Make a request using the default system_prompt and config.
data = {"prompt": "tell me a joke", "system_prompt": "", "config": {}}

api.deployment_requests_create(
    project_name=PROJECT_NAME, deployment_name=DEPLOYMENT_NAME, data=data, timeout=3600
).result
Make a request using other values for the system_prompt and config.

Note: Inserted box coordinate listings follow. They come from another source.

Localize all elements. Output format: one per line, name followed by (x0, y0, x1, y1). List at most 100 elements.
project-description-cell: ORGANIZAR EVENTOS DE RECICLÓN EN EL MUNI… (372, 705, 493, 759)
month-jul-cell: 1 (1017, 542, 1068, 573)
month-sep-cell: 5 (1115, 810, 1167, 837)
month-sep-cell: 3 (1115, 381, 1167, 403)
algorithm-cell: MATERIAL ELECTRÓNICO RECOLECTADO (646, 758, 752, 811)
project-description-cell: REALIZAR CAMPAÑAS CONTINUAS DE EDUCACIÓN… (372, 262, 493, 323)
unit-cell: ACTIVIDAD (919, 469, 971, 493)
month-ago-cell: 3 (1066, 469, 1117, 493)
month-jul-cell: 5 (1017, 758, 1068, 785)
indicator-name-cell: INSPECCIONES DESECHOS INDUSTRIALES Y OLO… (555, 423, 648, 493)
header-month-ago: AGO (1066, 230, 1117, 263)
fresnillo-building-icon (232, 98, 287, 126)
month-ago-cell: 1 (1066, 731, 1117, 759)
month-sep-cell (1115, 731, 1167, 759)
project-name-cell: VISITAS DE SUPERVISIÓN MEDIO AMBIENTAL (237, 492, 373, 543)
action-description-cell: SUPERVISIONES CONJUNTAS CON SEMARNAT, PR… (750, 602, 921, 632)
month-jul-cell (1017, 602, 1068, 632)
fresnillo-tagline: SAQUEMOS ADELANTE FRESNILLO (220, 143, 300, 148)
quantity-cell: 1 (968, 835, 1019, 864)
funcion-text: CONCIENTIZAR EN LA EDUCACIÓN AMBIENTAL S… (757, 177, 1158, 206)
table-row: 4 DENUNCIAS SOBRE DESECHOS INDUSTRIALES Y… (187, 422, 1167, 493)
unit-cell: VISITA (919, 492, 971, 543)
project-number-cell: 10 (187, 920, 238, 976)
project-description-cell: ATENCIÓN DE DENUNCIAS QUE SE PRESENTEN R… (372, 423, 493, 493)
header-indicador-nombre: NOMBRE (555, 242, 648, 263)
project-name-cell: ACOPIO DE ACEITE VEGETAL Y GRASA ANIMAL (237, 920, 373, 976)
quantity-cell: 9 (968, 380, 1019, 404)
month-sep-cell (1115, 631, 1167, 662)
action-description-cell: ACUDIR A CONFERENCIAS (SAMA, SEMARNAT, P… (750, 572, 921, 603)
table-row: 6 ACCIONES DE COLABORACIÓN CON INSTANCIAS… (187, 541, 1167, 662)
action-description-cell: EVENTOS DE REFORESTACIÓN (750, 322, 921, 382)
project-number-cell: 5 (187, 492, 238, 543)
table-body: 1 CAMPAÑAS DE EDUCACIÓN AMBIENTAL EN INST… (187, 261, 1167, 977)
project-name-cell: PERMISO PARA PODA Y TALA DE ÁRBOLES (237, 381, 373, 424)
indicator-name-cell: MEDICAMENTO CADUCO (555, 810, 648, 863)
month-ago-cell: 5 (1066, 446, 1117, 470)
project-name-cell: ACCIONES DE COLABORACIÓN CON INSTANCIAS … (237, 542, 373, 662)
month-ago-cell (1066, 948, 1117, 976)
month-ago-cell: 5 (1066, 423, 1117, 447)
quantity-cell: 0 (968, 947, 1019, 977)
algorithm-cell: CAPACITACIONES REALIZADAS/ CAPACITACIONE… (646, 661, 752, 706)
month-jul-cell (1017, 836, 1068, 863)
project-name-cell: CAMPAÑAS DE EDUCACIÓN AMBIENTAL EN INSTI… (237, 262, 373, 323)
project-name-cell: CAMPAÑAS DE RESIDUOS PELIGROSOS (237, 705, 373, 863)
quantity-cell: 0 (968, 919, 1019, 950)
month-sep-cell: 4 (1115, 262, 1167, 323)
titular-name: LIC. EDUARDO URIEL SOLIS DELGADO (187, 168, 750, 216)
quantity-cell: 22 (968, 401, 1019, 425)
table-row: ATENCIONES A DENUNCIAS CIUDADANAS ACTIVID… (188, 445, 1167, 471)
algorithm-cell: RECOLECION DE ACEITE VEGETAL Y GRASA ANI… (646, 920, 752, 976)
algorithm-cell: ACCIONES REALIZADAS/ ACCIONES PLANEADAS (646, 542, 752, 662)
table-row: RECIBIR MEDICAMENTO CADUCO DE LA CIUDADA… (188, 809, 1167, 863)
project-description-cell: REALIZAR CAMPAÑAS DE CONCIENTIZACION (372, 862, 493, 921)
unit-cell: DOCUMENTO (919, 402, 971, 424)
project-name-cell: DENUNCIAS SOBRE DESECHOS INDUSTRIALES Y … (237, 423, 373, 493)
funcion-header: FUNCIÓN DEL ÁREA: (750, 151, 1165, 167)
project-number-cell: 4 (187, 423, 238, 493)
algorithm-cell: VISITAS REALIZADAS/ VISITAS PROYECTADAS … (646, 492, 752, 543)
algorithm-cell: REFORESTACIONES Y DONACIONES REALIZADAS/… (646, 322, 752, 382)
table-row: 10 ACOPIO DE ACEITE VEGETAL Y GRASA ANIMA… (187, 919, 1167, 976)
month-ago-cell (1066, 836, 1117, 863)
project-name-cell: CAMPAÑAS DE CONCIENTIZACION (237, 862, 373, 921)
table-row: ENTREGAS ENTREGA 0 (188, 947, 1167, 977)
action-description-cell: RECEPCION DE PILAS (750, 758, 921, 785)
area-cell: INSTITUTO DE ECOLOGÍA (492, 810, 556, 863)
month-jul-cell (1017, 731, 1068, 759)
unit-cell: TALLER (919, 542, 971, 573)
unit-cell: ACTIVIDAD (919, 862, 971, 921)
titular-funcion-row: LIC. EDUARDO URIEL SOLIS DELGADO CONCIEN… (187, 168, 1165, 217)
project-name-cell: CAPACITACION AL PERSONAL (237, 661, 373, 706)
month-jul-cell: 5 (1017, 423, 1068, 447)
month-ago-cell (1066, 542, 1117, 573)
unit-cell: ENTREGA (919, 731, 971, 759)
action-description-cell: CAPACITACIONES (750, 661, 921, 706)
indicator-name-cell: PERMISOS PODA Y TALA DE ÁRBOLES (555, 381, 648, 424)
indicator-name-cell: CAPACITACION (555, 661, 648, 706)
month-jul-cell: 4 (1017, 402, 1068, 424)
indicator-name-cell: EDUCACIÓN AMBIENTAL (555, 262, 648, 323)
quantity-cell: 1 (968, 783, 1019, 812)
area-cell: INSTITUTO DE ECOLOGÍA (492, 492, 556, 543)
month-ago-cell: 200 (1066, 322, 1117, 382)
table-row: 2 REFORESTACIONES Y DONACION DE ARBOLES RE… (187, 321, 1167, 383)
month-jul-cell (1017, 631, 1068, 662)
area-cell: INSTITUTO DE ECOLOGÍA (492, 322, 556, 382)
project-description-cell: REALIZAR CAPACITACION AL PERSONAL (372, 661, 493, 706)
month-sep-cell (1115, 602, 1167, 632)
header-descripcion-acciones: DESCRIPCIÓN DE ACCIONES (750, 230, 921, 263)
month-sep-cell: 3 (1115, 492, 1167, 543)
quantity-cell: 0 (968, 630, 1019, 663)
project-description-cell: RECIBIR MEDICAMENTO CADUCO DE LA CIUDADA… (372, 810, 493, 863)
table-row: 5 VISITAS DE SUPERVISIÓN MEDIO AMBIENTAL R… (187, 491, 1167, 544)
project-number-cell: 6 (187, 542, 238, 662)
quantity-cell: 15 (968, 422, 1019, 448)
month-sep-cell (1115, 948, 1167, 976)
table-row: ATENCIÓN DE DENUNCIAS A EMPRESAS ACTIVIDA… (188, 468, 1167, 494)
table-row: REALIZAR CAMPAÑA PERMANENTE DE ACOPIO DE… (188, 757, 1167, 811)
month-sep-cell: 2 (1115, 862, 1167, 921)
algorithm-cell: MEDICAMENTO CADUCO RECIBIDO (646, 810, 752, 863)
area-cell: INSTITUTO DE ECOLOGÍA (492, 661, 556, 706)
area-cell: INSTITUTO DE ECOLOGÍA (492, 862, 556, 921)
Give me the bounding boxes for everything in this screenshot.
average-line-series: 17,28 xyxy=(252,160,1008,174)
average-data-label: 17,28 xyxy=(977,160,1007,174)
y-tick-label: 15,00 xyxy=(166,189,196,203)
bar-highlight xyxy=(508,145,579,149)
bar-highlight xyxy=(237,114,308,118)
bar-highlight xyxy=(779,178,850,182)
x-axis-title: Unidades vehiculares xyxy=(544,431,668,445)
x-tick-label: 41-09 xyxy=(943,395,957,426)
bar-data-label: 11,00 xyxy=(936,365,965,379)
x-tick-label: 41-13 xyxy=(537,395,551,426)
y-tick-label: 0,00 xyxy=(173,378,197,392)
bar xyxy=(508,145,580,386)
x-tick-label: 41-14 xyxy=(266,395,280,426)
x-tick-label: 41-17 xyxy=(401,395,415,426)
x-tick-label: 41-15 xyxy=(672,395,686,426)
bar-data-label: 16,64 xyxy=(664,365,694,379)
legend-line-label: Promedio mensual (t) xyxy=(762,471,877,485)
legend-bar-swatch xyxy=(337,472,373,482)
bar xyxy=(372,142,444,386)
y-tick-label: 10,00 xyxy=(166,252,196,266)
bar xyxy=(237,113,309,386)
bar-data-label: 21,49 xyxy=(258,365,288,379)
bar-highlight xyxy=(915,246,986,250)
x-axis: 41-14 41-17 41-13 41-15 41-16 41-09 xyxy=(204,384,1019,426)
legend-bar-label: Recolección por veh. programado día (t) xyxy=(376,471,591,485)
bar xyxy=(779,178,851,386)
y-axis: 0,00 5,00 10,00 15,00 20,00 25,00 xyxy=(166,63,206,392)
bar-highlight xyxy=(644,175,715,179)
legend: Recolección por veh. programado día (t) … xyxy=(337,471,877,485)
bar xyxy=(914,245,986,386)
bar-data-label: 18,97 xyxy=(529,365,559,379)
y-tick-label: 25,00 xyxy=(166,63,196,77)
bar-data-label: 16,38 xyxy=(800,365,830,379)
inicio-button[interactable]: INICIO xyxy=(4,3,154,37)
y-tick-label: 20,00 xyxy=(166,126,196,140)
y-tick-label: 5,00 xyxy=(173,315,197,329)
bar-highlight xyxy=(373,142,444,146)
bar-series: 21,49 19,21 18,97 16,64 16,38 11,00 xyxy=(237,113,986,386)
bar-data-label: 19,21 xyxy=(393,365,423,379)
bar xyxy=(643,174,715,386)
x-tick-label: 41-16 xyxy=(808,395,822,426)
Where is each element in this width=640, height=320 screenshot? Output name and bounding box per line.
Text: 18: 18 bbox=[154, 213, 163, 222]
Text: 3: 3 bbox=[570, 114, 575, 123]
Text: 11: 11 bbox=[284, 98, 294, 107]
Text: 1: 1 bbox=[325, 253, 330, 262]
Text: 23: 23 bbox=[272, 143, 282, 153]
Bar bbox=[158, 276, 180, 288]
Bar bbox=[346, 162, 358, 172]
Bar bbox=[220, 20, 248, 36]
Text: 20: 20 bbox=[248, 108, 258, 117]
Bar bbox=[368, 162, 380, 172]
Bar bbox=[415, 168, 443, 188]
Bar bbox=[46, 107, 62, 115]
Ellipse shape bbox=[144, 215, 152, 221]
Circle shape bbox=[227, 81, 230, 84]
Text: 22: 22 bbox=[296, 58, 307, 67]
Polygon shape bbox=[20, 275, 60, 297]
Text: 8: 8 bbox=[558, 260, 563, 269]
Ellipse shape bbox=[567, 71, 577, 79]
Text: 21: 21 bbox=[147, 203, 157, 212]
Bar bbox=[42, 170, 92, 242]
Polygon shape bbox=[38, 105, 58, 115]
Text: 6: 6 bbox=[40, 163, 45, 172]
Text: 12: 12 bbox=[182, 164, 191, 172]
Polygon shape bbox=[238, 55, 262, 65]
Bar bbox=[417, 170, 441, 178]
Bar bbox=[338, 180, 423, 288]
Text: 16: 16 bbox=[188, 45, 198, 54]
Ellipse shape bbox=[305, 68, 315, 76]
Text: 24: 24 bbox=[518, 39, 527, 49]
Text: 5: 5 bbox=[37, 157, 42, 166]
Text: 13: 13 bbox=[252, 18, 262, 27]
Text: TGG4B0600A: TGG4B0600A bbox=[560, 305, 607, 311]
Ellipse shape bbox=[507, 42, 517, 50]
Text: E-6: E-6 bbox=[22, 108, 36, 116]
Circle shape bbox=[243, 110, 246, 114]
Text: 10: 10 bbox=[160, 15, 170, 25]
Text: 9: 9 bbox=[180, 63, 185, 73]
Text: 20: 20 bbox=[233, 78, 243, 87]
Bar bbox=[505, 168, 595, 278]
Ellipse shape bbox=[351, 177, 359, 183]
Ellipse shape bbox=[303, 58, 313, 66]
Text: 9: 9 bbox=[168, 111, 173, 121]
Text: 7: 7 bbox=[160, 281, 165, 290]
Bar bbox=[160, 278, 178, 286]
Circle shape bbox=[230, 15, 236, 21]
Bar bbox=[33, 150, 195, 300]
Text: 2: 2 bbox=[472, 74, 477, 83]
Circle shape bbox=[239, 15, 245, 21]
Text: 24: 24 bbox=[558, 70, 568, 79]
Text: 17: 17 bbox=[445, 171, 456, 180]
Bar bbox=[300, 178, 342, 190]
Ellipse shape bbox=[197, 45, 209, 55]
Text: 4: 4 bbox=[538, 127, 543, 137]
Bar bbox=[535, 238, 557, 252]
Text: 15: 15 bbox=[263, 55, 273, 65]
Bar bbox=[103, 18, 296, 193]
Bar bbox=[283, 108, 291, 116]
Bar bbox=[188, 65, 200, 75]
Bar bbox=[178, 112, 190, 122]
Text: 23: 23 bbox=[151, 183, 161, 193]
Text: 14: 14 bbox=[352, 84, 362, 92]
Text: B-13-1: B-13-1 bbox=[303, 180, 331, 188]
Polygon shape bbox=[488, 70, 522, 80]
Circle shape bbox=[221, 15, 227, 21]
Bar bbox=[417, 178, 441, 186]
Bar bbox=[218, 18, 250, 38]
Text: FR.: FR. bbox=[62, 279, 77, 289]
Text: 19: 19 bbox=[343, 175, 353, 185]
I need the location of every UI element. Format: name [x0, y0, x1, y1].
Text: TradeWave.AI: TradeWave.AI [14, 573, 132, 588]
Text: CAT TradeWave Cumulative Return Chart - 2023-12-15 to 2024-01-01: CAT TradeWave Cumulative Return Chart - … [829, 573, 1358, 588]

For this request we will instruct the LLM to translate English texts into the style of Shakespearean. We will let the model be more creative with generating sequences by lowering the temperature parameter. The text used for this example is shown in the cell below:

text = "In the village of Willowbrook lived a girl named Amelia, known for her kindness and curiosity. One autumn day, she ventured into the forest and stumbled upon an old cottage filled with dusty tomes of magic. Amelia delved into the ancient spells, discovering her own hidden powers. As winter approached, a darkness loomed over the village. Determined to protect her home, Amelia confronted the source of the darkness deep in the forest. With courage and magic, she banished the shadows and restored peace to Willowbrook.Emerging triumphant, Amelia returned home, her spirit ablaze with newfound strength. From that day on, she was known as the brave sorceress who saved Willowbrook, a legend of magic and courage that echoed through the ages."
data = {
    "prompt": text,
    "system_prompt": "You are a friendly chatbot that translates texts into the style of Shakespearean.",
    "config": {
        "do_sample": True,
        "max_new_tokens": 1024,
        "temperature": 0.3,
        "top_p": 0.5,
    },
}

api.deployment_requests_create(
    project_name=PROJECT_NAME, deployment_name=DEPLOYMENT_NAME, data=data, timeout=3600
).result

So that's it! You now have your own on-demand, scalable Mistral-7B-Instruct-v0.2 model running in the cloud, with a REST API that you can reach from anywhere!